The $SU(2)$ triplet results from the Adjoint Representation $\mathrm{Ad}: SU(2)\to SO(3)$ of $SU(2)$, whereby $SU(2)$ acts on its own Lie algebra. As a $2\times2$ matrix, an element of the Lie algebra $\mathfrak{su}(2)$ can be written:
$$X=\left(\begin{array}{cc}i\,z&i\,x - y\\i\,x + y&-i\,z\end{array}\right)=i\,(x\,\sigma_x+y\,\sigma_y + z\,\sigma_z)\tag{1}$$$$X=\begin{pmatrix}i\,z&i\,x + y\\i\,x - y&-i\,z\end{pmatrix}=i\,(x\,\sigma_x+y\,\sigma_y + z\,\sigma_z)\tag{1}$$
where $\sigma_j$ are the Pauli matrices and $\gamma\in SU(2)$ acts on this entity through the so-called spinor map $X\mapsto\gamma\,X\gamma^{-1}$. So the triplet is a 3 element, real vector of the co-efficients of the Pauli matrices in (1) and, to find the matrix of the triplet transformation, you need to find the matrix of the linear, homogeneous transformation $X\mapsto\gamma\,X\gamma^{-1}$.
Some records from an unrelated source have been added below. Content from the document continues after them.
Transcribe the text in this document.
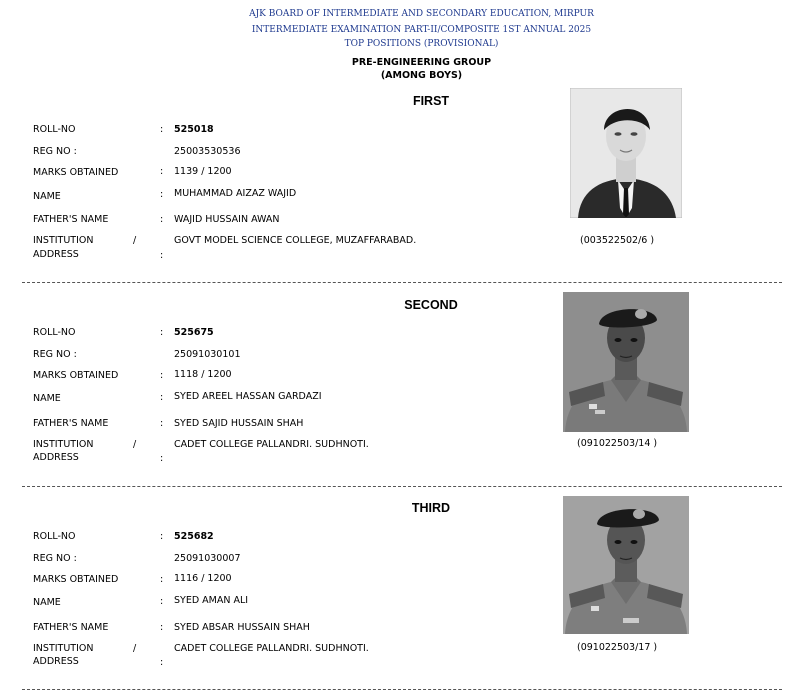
AJK BOARD OF INTERMEDIATE AND SECONDARY EDUCATION, MIRPUR
INTERMEDIATE EXAMINATION PART-II/COMPOSITE 1ST ANNUAL 2025
TOP POSITIONS (PROVISIONAL)
PRE-ENGINEERING GROUP
(AMONG BOYS)
FIRST
ROLL-NO	: 525018
REG NO :	25003530536
MARKS OBTAINED	: 1139 / 1200
NAME	: MUHAMMAD AIZAZ WAJID
FATHER'S NAME	: WAJID HUSSAIN AWAN
INSTITUTION	/	GOVT MODEL SCIENCE COLLEGE, MUZAFFARABAD.
ADDRESS	:
(003522502/6 )
SECOND
ROLL-NO	: 525675
REG NO :	25091030101
MARKS OBTAINED	: 1118 / 1200
NAME	: SYED AREEL HASSAN GARDAZI
FATHER'S NAME	: SYED SAJID HUSSAIN SHAH
INSTITUTION	/	CADET COLLEGE PALLANDRI. SUDHNOTI.
ADDRESS	:
(091022503/14 )
THIRD
ROLL-NO	: 525682
REG NO :	25091030007
MARKS OBTAINED	: 1116 / 1200
NAME	: SYED AMAN ALI
FATHER'S NAME	: SYED ABSAR HUSSAIN SHAH
INSTITUTION	/	CADET COLLEGE PALLANDRI. SUDHNOTI.
ADDRESS	:
(091022503/17 )
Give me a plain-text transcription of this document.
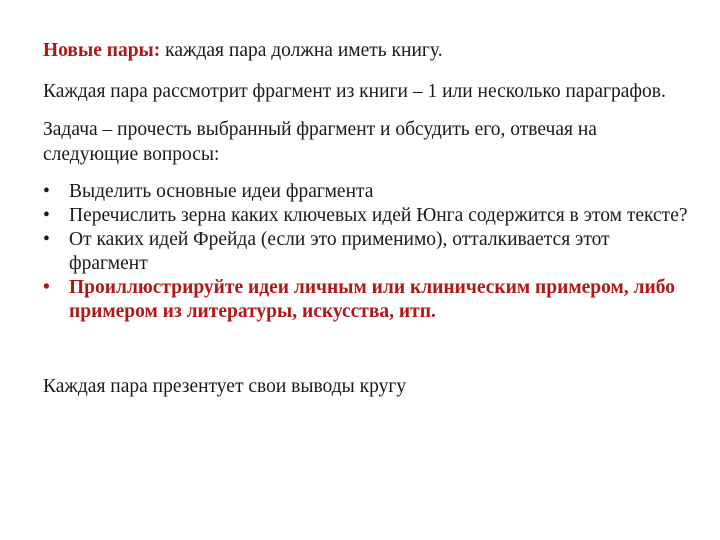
Новые пары: каждая пара должна иметь книгу.

Каждая пара рассмотрит фрагмент из книги – 1 или несколько параграфов.

Задача – прочесть выбранный фрагмент и обсудить его, отвечая на следующие вопросы:

• Выделить основные идеи фрагмента
• Перечислить зерна каких ключевых идей Юнга содержится в этом тексте?
• От каких идей Фрейда (если это применимо), отталкивается этот фрагмент
• Проиллюстрируйте идеи личным или клиническим примером, либо примером из литературы, искусства, итп.

Каждая пара презентует свои выводы кругу
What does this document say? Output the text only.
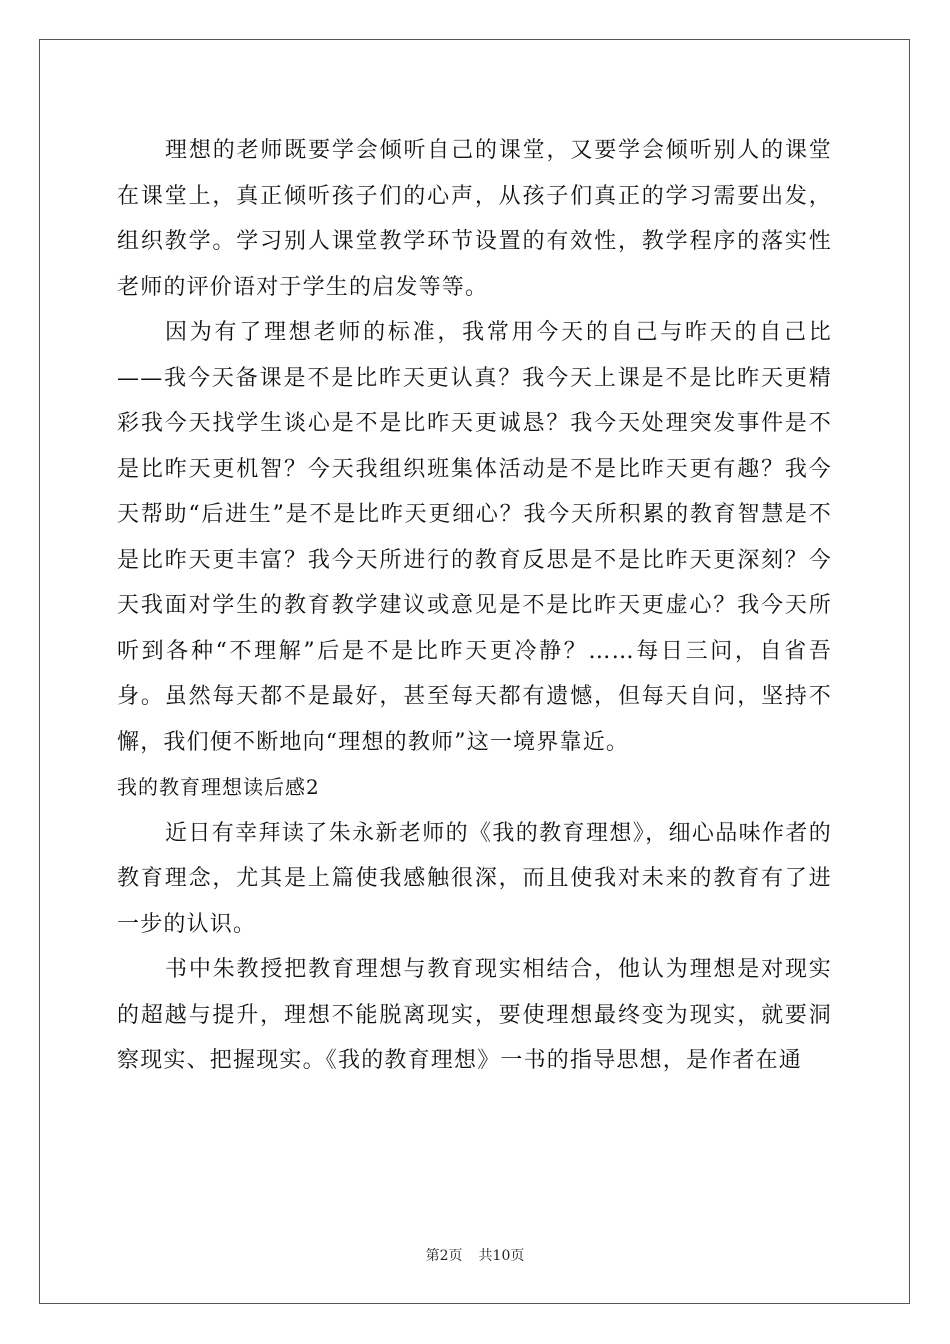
理想的老师既要学会倾听自己的课堂，又要学会倾听别人的课堂在课堂上，真正倾听孩子们的心声，从孩子们真正的学习需要出发，组织教学。学习别人课堂教学环节设置的有效性，教学程序的落实性老师的评价语对于学生的启发等等。

因为有了理想老师的标准，我常用今天的自己与昨天的自己比——我今天备课是不是比昨天更认真？我今天上课是不是比昨天更精彩我今天找学生谈心是不是比昨天更诚恳？我今天处理突发事件是不是比昨天更机智？今天我组织班集体活动是不是比昨天更有趣？我今天帮助“后进生”是不是比昨天更细心？我今天所积累的教育智慧是不是比昨天更丰富？我今天所进行的教育反思是不是比昨天更深刻？今天我面对学生的教育教学建议或意见是不是比昨天更虚心？我今天所听到各种“不理解”后是不是比昨天更冷静？……每日三问，自省吾身。虽然每天都不是最好，甚至每天都有遗憾，但每天自问，坚持不懈，我们便不断地向“理想的教师”这一境界靠近。

我的教育理想读后感2

近日有幸拜读了朱永新老师的《我的教育理想》，细心品味作者的教育理念，尤其是上篇使我感触很深，而且使我对未来的教育有了进一步的认识。

书中朱教授把教育理想与教育现实相结合，他认为理想是对现实的超越与提升，理想不能脱离现实，要使理想最终变为现实，就要洞察现实、把握现实。《我的教育理想》一书的指导思想，是作者在通

第2页 共10页
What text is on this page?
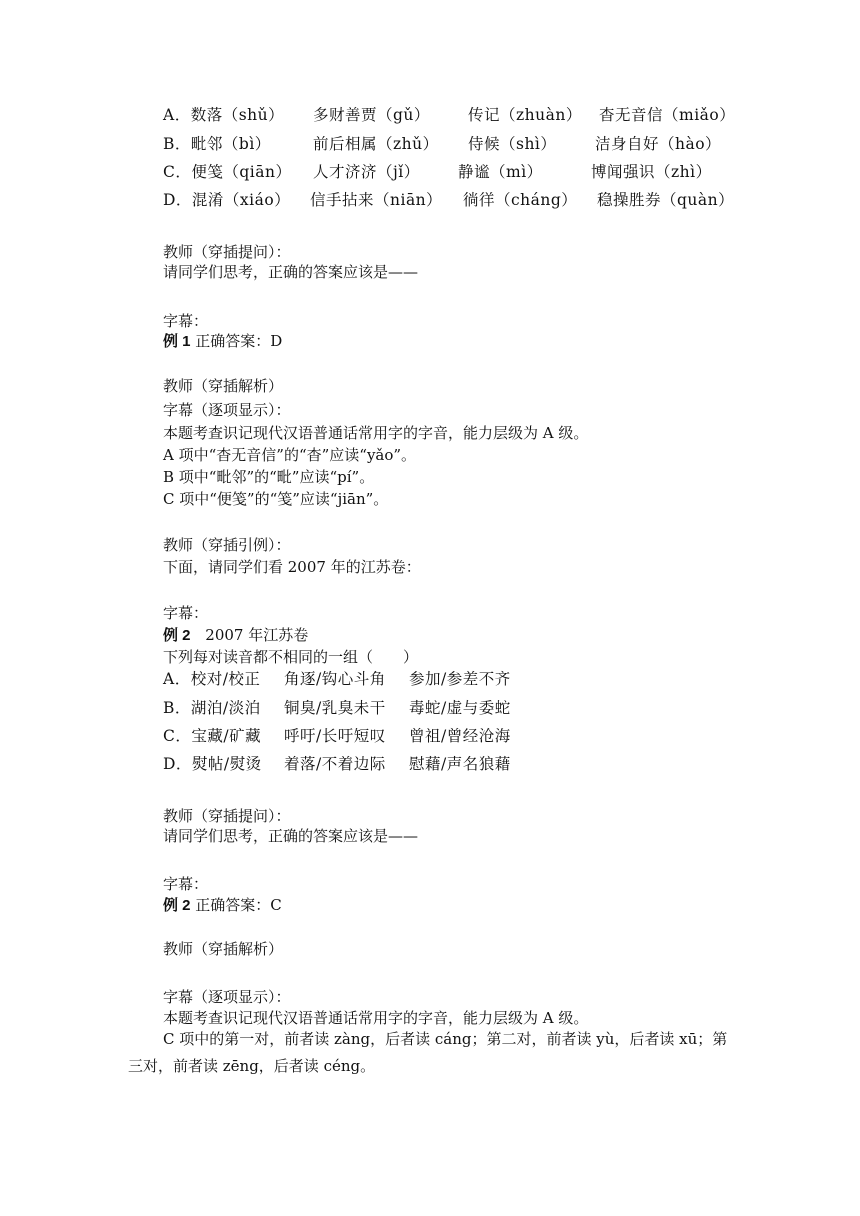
A．数落（shǔ） 多财善贾（gǔ） 传记（zhuàn） 杳无音信（miǎo）
B．毗邻（bì）	前后相属（zhǔ） 侍候（shì） 洁身自好（hào）
C．便笺（qiān） 人才济济（jǐ） 静谧（mì）	博闻强识（zhì）
D．混淆（xiáo） 信手拈来（niān） 徜徉（cháng） 稳操胜券（quàn）
教师（穿插提问）：
请同学们思考，正确的答案应该是——
字幕：
例 1 正确答案：D
教师（穿插解析）
字幕（逐项显示）：
本题考查识记现代汉语普通话常用字的字音，能力层级为 A 级。
A 项中“杳无音信”的“杳”应读“yǎo”。
B 项中“毗邻”的“毗”应读“pí”。
C 项中“便笺”的“笺”应读“jiān”。
教师（穿插引例）：
下面，请同学们看 2007 年的江苏卷：
字幕：
例 2 2007 年江苏卷
下列每对读音都不相同的一组（　　）
A．校对/校正 角逐/钩心斗角 参加/参差不齐
B．湖泊/淡泊 铜臭/乳臭未干 毒蛇/虚与委蛇
C．宝藏/矿藏 呼吁/长吁短叹 曾祖/曾经沧海
D．熨帖/熨烫 着落/不着边际 慰藉/声名狼藉
教师（穿插提问）：
请同学们思考，正确的答案应该是——
字幕：
例 2 正确答案：C
教师（穿插解析）
字幕（逐项显示）：
本题考查识记现代汉语普通话常用字的字音，能力层级为 A 级。
C 项中的第一对，前者读 zàng，后者读 cáng；第二对，前者读 yù，后者读 xū；第三对，前者读 zēng，后者读 céng。
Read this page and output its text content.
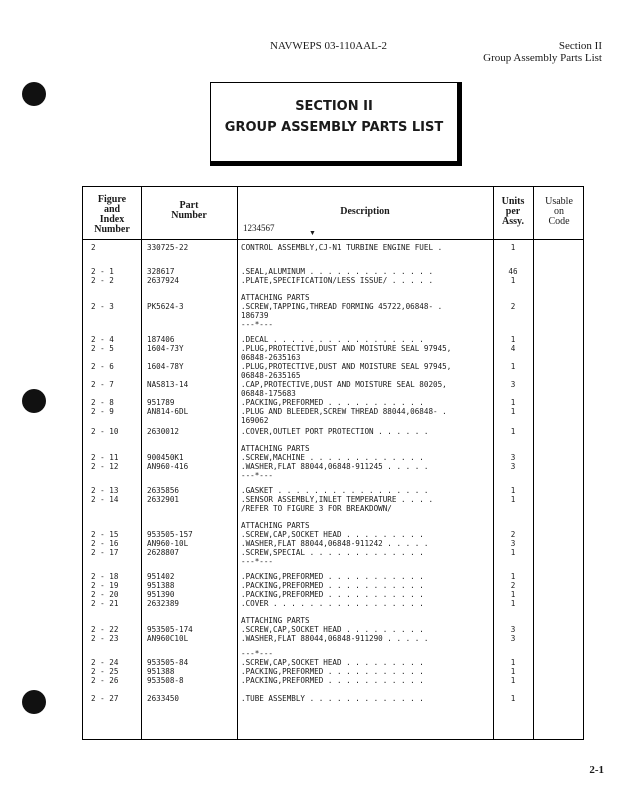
NAVWEPS 03-110AAL-2	Section II
Group Assembly Parts List
SECTION II
GROUP ASSEMBLY PARTS LIST
Figure
and
Index
Number
Part
Number	Description
1234567
▼
Units
per
Assy.
Usable
on
Code
2	330725-22	CONTROL ASSEMBLY,CJ-N1 TURBINE ENGINE FUEL .	1
2 - 1	328617	.SEAL,ALUMINUM . . . . . . . . . . . . . .	46
2 - 2	2637924	.PLATE,SPECIFICATION/LESS ISSUE/ . . . . .	1
ATTACHING PARTS
2 - 3	PK5624-3	.SCREW,TAPPING,THREAD FORMING 45722,06848- .	2
186739
---*---
2 - 4	187406	.DECAL . . . . . . . . . . . . . . . . .	1
2 - 5	1604-73Y	.PLUG,PROTECTIVE,DUST AND MOISTURE SEAL 97945,	4
06848-2635163
2 - 6	1604-78Y	.PLUG,PROTECTIVE,DUST AND MOISTURE SEAL 97945,	1
06848-2635165
2 - 7	NAS813-14	.CAP,PROTECTIVE,DUST AND MOISTURE SEAL 80205,	3
06848-175683
2 - 8	951789	.PACKING,PREFORMED . . . . . . . . . . .	1
2 - 9	AN814-6DL	.PLUG AND BLEEDER,SCREW THREAD 88044,06848- .	1
169062
2 - 10	2630012	.COVER,OUTLET PORT PROTECTION . . . . . .	1
ATTACHING PARTS
2 - 11	900450K1	.SCREW,MACHINE . . . . . . . . . . . . .	3
2 - 12	AN960-416	.WASHER,FLAT 88044,06848-911245 . . . . .	3
---*---
2 - 13	2635856	.GASKET . . . . . . . . . . . . . . . . .	1
2 - 14	2632901	.SENSOR ASSEMBLY,INLET TEMPERATURE . . . .	1
/REFER TO FIGURE 3 FOR BREAKDOWN/
ATTACHING PARTS
2 - 15	953505-157	.SCREW,CAP,SOCKET HEAD . . . . . . . . .	2
2 - 16	AN960-10L	.WASHER,FLAT 88044,06848-911242 . . . . .	3
2 - 17	2628807	.SCREW,SPECIAL . . . . . . . . . . . . .	1
---*---
2 - 18	951402	.PACKING,PREFORMED . . . . . . . . . . .	1
2 - 19	951388	.PACKING,PREFORMED . . . . . . . . . . .	2
2 - 20	951390	.PACKING,PREFORMED . . . . . . . . . . .	1
2 - 21	2632389	.COVER . . . . . . . . . . . . . . . . .	1
ATTACHING PARTS
2 - 22	953505-174	.SCREW,CAP,SOCKET HEAD . . . . . . . . .	3
2 - 23	AN960C10L	.WASHER,FLAT 88044,06848-911290 . . . . .	3
---*---
2 - 24	953505-84	.SCREW,CAP,SOCKET HEAD . . . . . . . . .	1
2 - 25	951388	.PACKING,PREFORMED . . . . . . . . . . .	1
2 - 26	953508-8	.PACKING,PREFORMED . . . . . . . . . . .	1
2 - 27	2633450	.TUBE ASSEMBLY . . . . . . . . . . . . .	1
2-1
If you have the $SU(2)$ member in the form you write, i.e. $\gamma =\exp\left(i\frac{\sigma_i}{2}\theta_i\right)$ then there is an easy way to find the matrix of the triplet transformation since we can show that (look up the relationship between the adjoint representation of the Lie algebra and that of the group) $X\mapsto \exp\left(i\frac{\sigma_i}{2}\theta_i\right)\, X\, \exp\left(-i\frac{\sigma_i}{2}\theta_i\right)$ is the transformation:
$$\left(\begin{array}{c}x\\y\\z\end{array}\right)\mapsto\exp\left(\frac{1}{2}\theta_i \,\mathrm{ad}(i\,\sigma_i)\right)\left(\begin{array}{c}x\\y\\z\end{array}\right)\tag{2}$$
where $\mathrm{ad}(Y)$ is the $3\times3$ matrix of the linear mapping $X\mapsto[Y,\,X]$. So you need to work out the $\mathrm{ad}(i\,\sigma_i)$ from the commutation relationships for the Pauli matrices. The result is the triplet transformation law:
$$\left(\begin{array}{c}x\\y\\z\end{array}\right)\mapsto\exp\left(\left(\begin{array}{ccc}0&-\theta_z&\theta_y\\\theta_z&0&-\theta_x\\-\theta_y&\theta_x&0\end{array}\right)\right)\left(\begin{array}{c}x\\y\\z\end{array}\right)\tag{3}$$